Ben kişilerle ilgili değerlendirme yapmam. Çünkü siyasetçi değilim. Bilim insanı olarak görüşlerimi dile getiririm. Bilim insan yantutmaz, nesneldir. Bu konuda söyleyeceğim belli: Hukuk herkesi bağlar. Kimse hukukun üstünde değildir. Hukukun ne dediğini de yargı söyler. 1612 İngiltere’sinde İstinaf Mahkeme Başyargıcı Coke’un Krala, “İngiltere’de hukuki uyuşmazlıkları Kralın çözme yetkisi yoktur, sadece yargı çözer, yargının kararı herkes gibi sizi de bağlar” demesinin üzerinden 405; değirmencinin Büyük Friedrich’e (II), “Berlin’de yargıçlar var” demesinin üzerinden 267 yıl geçti.

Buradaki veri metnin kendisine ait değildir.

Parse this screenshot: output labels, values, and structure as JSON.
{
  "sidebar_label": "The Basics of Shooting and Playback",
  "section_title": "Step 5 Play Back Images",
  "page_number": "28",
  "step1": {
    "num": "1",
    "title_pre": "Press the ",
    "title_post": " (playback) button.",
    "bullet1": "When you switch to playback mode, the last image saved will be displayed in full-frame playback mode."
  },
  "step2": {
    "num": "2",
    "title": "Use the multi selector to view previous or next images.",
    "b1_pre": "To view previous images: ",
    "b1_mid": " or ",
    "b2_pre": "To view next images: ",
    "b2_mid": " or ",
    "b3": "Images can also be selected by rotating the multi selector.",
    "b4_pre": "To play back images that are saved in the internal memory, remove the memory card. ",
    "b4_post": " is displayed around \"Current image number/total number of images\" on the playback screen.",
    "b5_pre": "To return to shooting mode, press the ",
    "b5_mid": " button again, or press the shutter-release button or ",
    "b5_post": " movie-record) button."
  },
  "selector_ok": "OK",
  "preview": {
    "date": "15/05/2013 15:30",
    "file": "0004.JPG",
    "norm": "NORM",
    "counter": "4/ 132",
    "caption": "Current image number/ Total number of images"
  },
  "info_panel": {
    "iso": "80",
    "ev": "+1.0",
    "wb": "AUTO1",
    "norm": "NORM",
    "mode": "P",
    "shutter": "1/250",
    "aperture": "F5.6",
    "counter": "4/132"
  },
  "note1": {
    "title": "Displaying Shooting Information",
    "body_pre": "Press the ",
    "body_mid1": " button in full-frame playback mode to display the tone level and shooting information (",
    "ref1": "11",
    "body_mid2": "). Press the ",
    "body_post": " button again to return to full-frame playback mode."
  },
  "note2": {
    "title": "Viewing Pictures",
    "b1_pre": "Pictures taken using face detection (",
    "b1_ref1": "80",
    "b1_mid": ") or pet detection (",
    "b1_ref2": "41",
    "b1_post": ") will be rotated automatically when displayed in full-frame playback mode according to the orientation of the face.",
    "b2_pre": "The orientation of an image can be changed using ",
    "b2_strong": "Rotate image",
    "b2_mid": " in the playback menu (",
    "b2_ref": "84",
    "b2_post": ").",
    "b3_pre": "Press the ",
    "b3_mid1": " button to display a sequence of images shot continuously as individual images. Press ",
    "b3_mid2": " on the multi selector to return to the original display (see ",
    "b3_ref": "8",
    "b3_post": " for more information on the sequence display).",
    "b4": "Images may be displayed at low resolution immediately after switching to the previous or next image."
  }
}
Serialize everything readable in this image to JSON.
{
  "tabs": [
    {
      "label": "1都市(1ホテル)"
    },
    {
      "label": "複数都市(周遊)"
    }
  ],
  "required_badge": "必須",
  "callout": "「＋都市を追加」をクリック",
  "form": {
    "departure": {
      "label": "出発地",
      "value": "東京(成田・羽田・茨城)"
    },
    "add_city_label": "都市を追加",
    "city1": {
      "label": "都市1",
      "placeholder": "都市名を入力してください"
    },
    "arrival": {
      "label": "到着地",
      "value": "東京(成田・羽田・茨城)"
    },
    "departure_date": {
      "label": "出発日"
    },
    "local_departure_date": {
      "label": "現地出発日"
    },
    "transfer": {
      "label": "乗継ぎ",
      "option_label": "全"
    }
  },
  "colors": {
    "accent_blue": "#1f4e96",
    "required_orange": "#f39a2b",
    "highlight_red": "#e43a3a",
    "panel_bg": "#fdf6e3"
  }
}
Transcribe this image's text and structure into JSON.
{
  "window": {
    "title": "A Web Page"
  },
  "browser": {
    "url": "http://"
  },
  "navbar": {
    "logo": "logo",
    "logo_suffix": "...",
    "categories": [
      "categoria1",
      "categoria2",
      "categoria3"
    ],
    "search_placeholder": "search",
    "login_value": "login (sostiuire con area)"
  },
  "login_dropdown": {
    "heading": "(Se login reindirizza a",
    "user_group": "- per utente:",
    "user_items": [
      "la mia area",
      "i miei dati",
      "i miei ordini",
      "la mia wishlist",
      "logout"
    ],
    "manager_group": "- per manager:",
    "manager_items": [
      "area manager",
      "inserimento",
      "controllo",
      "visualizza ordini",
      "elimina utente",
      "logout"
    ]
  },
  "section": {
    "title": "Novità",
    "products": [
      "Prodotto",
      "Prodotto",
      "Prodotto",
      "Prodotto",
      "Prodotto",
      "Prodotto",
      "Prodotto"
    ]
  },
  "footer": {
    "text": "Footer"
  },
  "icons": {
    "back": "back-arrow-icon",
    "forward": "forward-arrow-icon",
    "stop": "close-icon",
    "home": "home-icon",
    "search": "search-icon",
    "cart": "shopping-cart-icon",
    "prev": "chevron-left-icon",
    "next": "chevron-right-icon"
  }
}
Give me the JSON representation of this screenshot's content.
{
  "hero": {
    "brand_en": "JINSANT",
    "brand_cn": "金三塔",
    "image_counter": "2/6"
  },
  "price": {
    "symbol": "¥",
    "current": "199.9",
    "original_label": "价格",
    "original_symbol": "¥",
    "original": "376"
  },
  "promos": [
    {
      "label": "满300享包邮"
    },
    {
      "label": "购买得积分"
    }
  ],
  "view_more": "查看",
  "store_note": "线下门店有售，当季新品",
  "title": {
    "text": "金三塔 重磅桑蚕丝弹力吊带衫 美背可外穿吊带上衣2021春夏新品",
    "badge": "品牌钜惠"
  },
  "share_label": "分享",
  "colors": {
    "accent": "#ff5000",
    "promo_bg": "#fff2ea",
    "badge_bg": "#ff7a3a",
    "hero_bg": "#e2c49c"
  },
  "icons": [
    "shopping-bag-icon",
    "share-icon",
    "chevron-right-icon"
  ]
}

Bizdeki demeçlerden nerede olduğumuz belli. Üzüntü içindeyim. Yargı yargılama erkinini kullanırken ve hukukun ne dediğini açıklarken nesnel hukukun dışında kişilerden buyruk almaz. Yargıcın bir tek efendisi vardır: Hukuk. O kadar. Bu yüzden erklerin ayrılığından, birbirine karşı bağımsızlığından söz ediyoruz. Yeni düzenleme ise bunun tersini yapıyor.

Bir süredir akademisyenlik yapıyorsunuz. Bunca hukuksuz uygulamanın içerisinde hukuku öğretmeye çalışıyorsunuz. Teori ile pratiğin uyuşmadığı bir ortamda akademisyenlik yapmak size ne hissettiriyor?

Çelişkiler, sarsıntılar, üzüntüler yaşamaktayım. Öğrenciler de öyle. Bir örnek vereyim. Öğrencilerime, özellikle de çok başarılı öğrencilerime sürekli yargıçlık ve savcılık mesleğini seçmelerini, en azından birkaç yıl denemelerini öneriyorum. Ancak sık sık şu yanıtı alıyorum: “Yaşananlara ve bu koşullara karşın yine de tavsiye ediyor musunuz?” Bu soruya yanıt, öğrenciye güvence vermek o denli güç ve sorunlu ki! Bu beni çok sarsıyor ve üzüyor. Herkes bunun nedenlerini düşünmeli.

Türkiye’de pek çok insan isyan etme noktasına geldi. İnsanların kafasındaki soruyu ben dillendireyim: Hukuk bu topraklarda ne zaman var olacak? Bu güdümlü adaletten kurtulma ihtimalimiz var mı?

Öğrencilerimden ve dolayısıyla ülkemin yarınından umutluyum.

Bir dönem Star gazetesinde yazıyordunuz. Hükümeti eleştirmeye başlayınca mı yollarınız ayrıldı?

Star gazetesindeki yazılarıma bilim insanı olarak yazacağımı belirterek, kimsenin karışmayacağı sözünü alarak başlamıştım. Yönetim sözünü tuttu. Ancak yönetim değişince yazılarımı sürdürmenin sıkıntı yarattığını hissettim ve ayrıldım. Akrostişle. Bunu yalnızca Merhum Yaşar Kemal Usta anladı.